Hume a déclaré qu’elle avait récemment rencontré une femme yézidie qui aurait été réduite en esclavage par des groupes liés à l’État islamique lorsqu’elle était enfant.
“Le traumatisme qu’a subi cette femme est inimaginable. Et maintenant, des gens comme ses ravisseurs ont été invités ici pour régler leur vie”, a-t-il déclaré.
“S’ils font face non seulement à toute la force de la loi, mais aussi à la punition appropriée pour ce crime odieux, c’est dans ce gouvernement”, a-t-il déclaré.

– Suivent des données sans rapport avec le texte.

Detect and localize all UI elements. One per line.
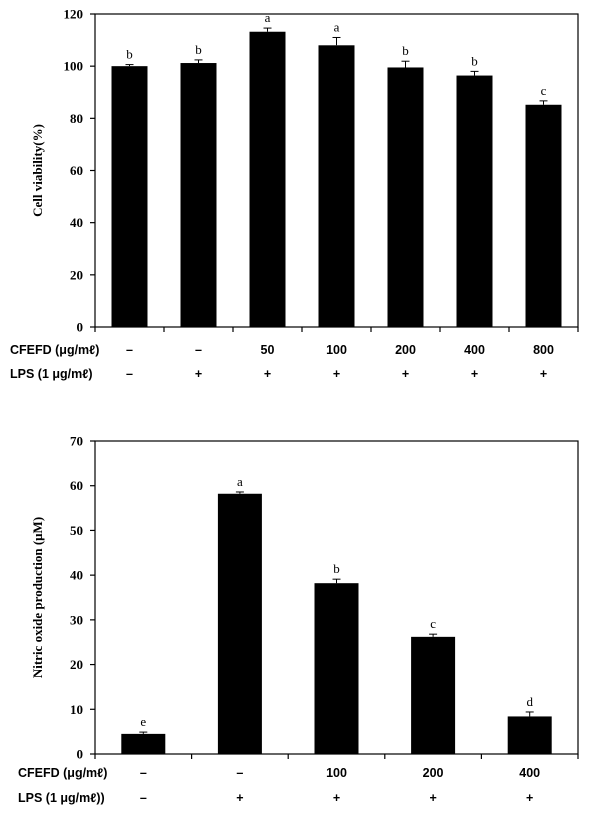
- treatment-row-label: CFEFD (μg/mℓ): [10, 343, 99, 357]
- y-tick-label: 30: [70, 612, 83, 627]
- treatment-cell: +: [264, 367, 271, 381]
- y-tick-label: 50: [70, 523, 83, 538]
- y-tick-label: 20: [70, 267, 83, 282]
- significance-letter: e: [140, 714, 146, 729]
- y-tick-label: 20: [70, 657, 83, 672]
- bar: [217, 493, 262, 754]
- treatment-cell: 400: [464, 343, 485, 357]
- bar: [314, 583, 359, 754]
- y-tick-label: 120: [64, 7, 84, 22]
- bar: [411, 636, 456, 754]
- treatment-cell: 100: [326, 343, 347, 357]
- treatment-cell: +: [333, 367, 340, 381]
- treatment-cell: +: [526, 791, 533, 805]
- y-axis-label: Cell viability(%): [30, 124, 45, 217]
- significance-letter: b: [402, 43, 409, 58]
- treatment-cell: 400: [519, 766, 540, 780]
- treatment-cell: +: [471, 367, 478, 381]
- significance-letter: c: [541, 83, 547, 98]
- y-tick-label: 70: [70, 434, 83, 449]
- significance-letter: b: [195, 42, 202, 57]
- y-tick-label: 100: [64, 59, 84, 74]
- bar: [180, 63, 217, 327]
- treatment-row-label: CFEFD (μg/mℓ): [18, 766, 107, 780]
- significance-letter: c: [430, 616, 436, 631]
- y-tick-label: 0: [77, 320, 84, 335]
- y-tick-label: 60: [70, 163, 83, 178]
- bar: [525, 104, 562, 328]
- significance-letter: b: [126, 47, 133, 62]
- treatment-cell: +: [195, 367, 202, 381]
- bar: [456, 75, 493, 327]
- y-tick-label: 10: [70, 702, 83, 717]
- treatment-cell: +: [540, 367, 547, 381]
- bar: [249, 31, 286, 328]
- treatment-cell: –: [195, 343, 202, 357]
- treatment-cell: –: [140, 766, 147, 780]
- y-tick-label: 0: [77, 747, 84, 762]
- bar: [111, 66, 148, 328]
- treatment-row-label: LPS (1 μg/mℓ)): [18, 791, 105, 805]
- treatment-cell: –: [126, 367, 133, 381]
- treatment-cell: 200: [423, 766, 444, 780]
- treatment-cell: +: [429, 791, 436, 805]
- treatment-cell: +: [402, 367, 409, 381]
- bar: [507, 716, 552, 754]
- significance-letter: b: [333, 561, 340, 576]
- treatment-cell: –: [140, 791, 147, 805]
- cell-viability-chart: 0 20 40 60 80 100 120 Cell viability(%) b b a a b b c C…: [10, 7, 579, 381]
- significance-letter: b: [471, 53, 478, 68]
- treatment-cell: +: [333, 791, 340, 805]
- treatment-cell: 200: [395, 343, 416, 357]
- bar: [121, 733, 166, 754]
- treatment-row-label: LPS (1 μg/mℓ): [10, 367, 93, 381]
- significance-letter: a: [334, 19, 340, 34]
- significance-letter: d: [526, 694, 533, 709]
- significance-letter: a: [265, 10, 271, 25]
- y-tick-label: 40: [70, 215, 83, 230]
- treatment-cell: 800: [533, 343, 554, 357]
- bar: [387, 67, 424, 328]
- bar: [318, 45, 355, 328]
- treatment-cell: +: [236, 791, 243, 805]
- y-tick-label: 60: [70, 478, 83, 493]
- treatment-cell: 100: [326, 766, 347, 780]
- y-tick-label: 80: [70, 111, 83, 126]
- nitric-oxide-chart: 0 10 20 30 40 50 60 70 Nitric oxide production (…: [18, 434, 579, 805]
- y-tick-label: 40: [70, 568, 83, 583]
- treatment-cell: –: [126, 343, 133, 357]
- treatment-cell: 50: [261, 343, 275, 357]
- treatment-cell: –: [236, 766, 243, 780]
- y-axis-label: Nitric oxide production (μM): [30, 517, 45, 678]
- significance-letter: a: [237, 474, 243, 489]
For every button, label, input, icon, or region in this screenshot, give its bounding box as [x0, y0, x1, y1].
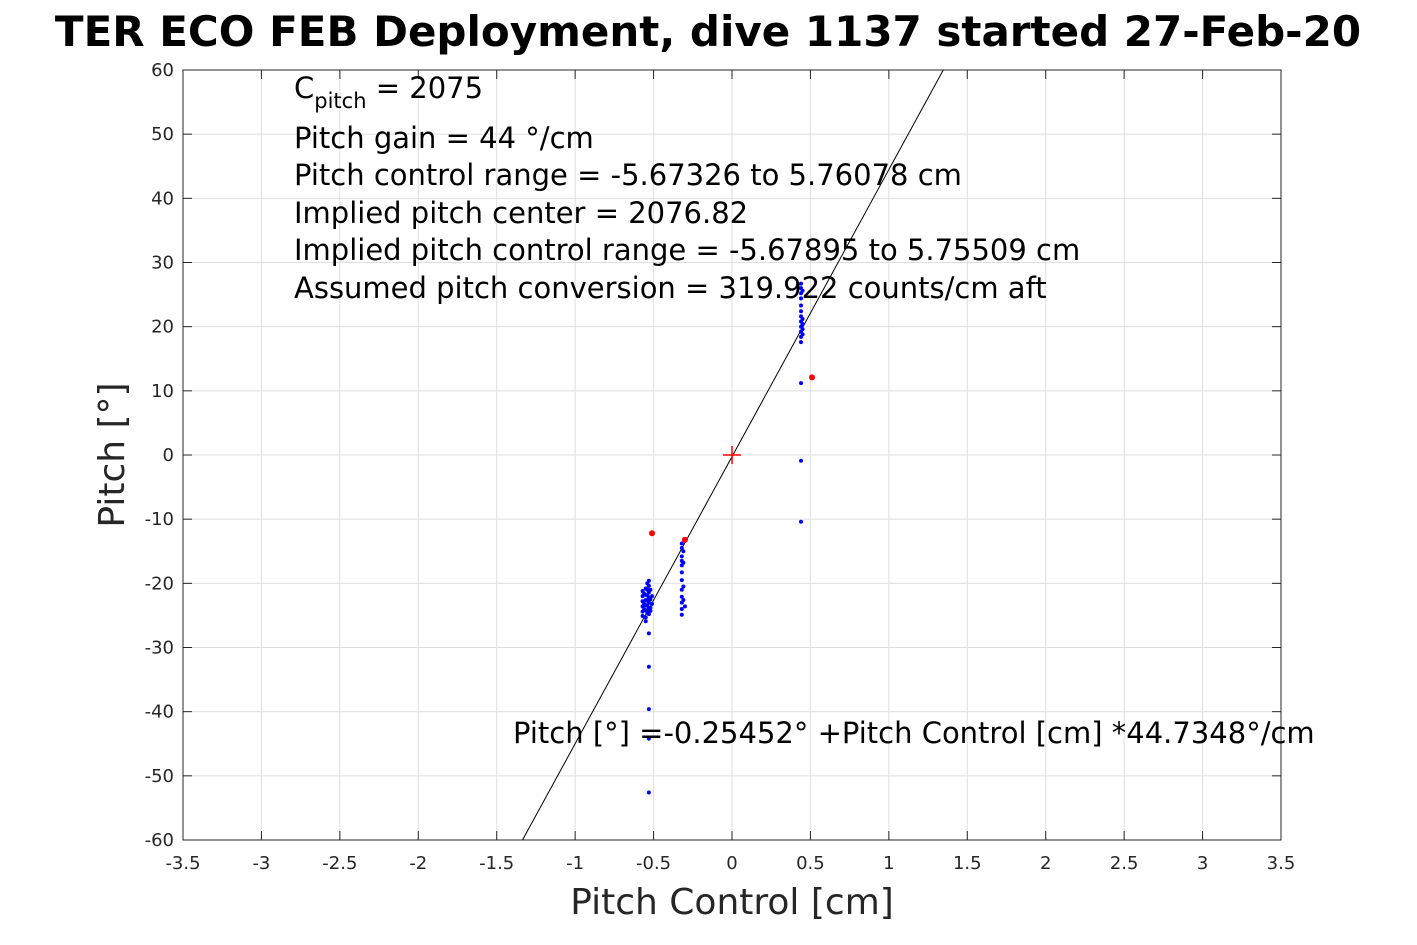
chart-title: TER ECO FEB Deployment, dive 1137 starte…	[55, 7, 1361, 56]
data-point	[799, 458, 804, 463]
x-tick-label: 2	[1040, 853, 1051, 874]
y-tick-label: -30	[145, 638, 174, 659]
data-point	[679, 570, 684, 575]
annotation-pitch-gain: Pitch gain = 44 °/cm	[294, 121, 594, 155]
data-point	[646, 664, 651, 669]
data-point	[679, 578, 684, 583]
data-point	[800, 316, 805, 321]
y-tick-label: 60	[151, 60, 174, 81]
x-tick-label: -2	[409, 853, 427, 874]
data-point	[799, 303, 804, 308]
data-point	[800, 332, 805, 337]
y-axis-label: Pitch [°]	[92, 382, 133, 527]
annotation-assumed-pitch-conversion: Assumed pitch conversion = 319.922 count…	[294, 271, 1047, 305]
axis-ticks	[182, 69, 1282, 841]
y-tick-label: 10	[151, 381, 174, 402]
x-tick-label: 2.5	[1110, 853, 1139, 874]
c-pitch-prefix: C	[294, 71, 314, 105]
data-point	[800, 327, 805, 332]
data-point	[681, 549, 686, 554]
data-point	[679, 612, 684, 617]
data-point	[808, 374, 815, 381]
annotation-pitch-control-range: Pitch control range = -5.67326 to 5.7607…	[294, 158, 962, 192]
data-point	[646, 631, 651, 636]
data-point	[681, 536, 688, 543]
data-point	[799, 296, 804, 301]
data-point	[800, 322, 805, 327]
data-point	[646, 707, 651, 712]
data-point	[646, 583, 651, 588]
data-point	[799, 309, 804, 314]
y-tick-label: -50	[145, 766, 174, 787]
data-point	[799, 381, 804, 386]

Le ministre de la Santé, Mark Butler, a rejeté ces critiques, insistant sur le fait que les agences de sécurité nationale avaient passé des années à préparer l’arrivée des femmes.
“Nos agences de sécurité se préparent pour cette journée depuis plus d’une décennie”, a déclaré Butler.
“Les gens doivent être sûrs que nous avons un bon plan.”
Les affrontements se sont intensifiés et Butler a accusé le gouvernement de coalition d’avoir autorisé 40 personnes à rentrer dans le pays pendant son mandat.
“Les enfants, Mark, les enfants”, coupa Hume.
“Non, vous rachetez aussi des combattants, Jane… pas seulement une femme mais un combattant”, rétorqua Butler.
Jeudi, à Sunrise, l’ancien surintendant de la police de Nouvelle-Galles du Sud, Rob Critchlow, a estimé que le coût de la surveillance pourrait atteindre environ 2 millions de dollars par personne et par an.
Butler a refusé de dire combien d’argent des contribuables serait utilisé pour surveiller les femmes et financer des programmes de réhabilitation, mais a reconnu que “des ressources importantes des contribuables” seraient nécessaires par le biais de la police et des agences de renseignement d’État et fédérales.
“Nous avons besoin des ressources de notre agence pour surveiller les risques pour la communauté”, a-t-il déclaré.
“Notre agence ne divulguera pas tous les aspects de ses opérations pour assurer la sécurité de nos communautés.”
“Votre public peut être assuré que ces plans sont bien établis, qu’ils sont en préparation depuis des années et qu’ils seront les meilleurs plans pour assurer la sécurité de nos communautés”, a-t-il déclaré.
La femme devrait être accusée de crimes contre l’humanité, d’esclavage et d’appartenance à une organisation terroriste, et sera jugée vendredi.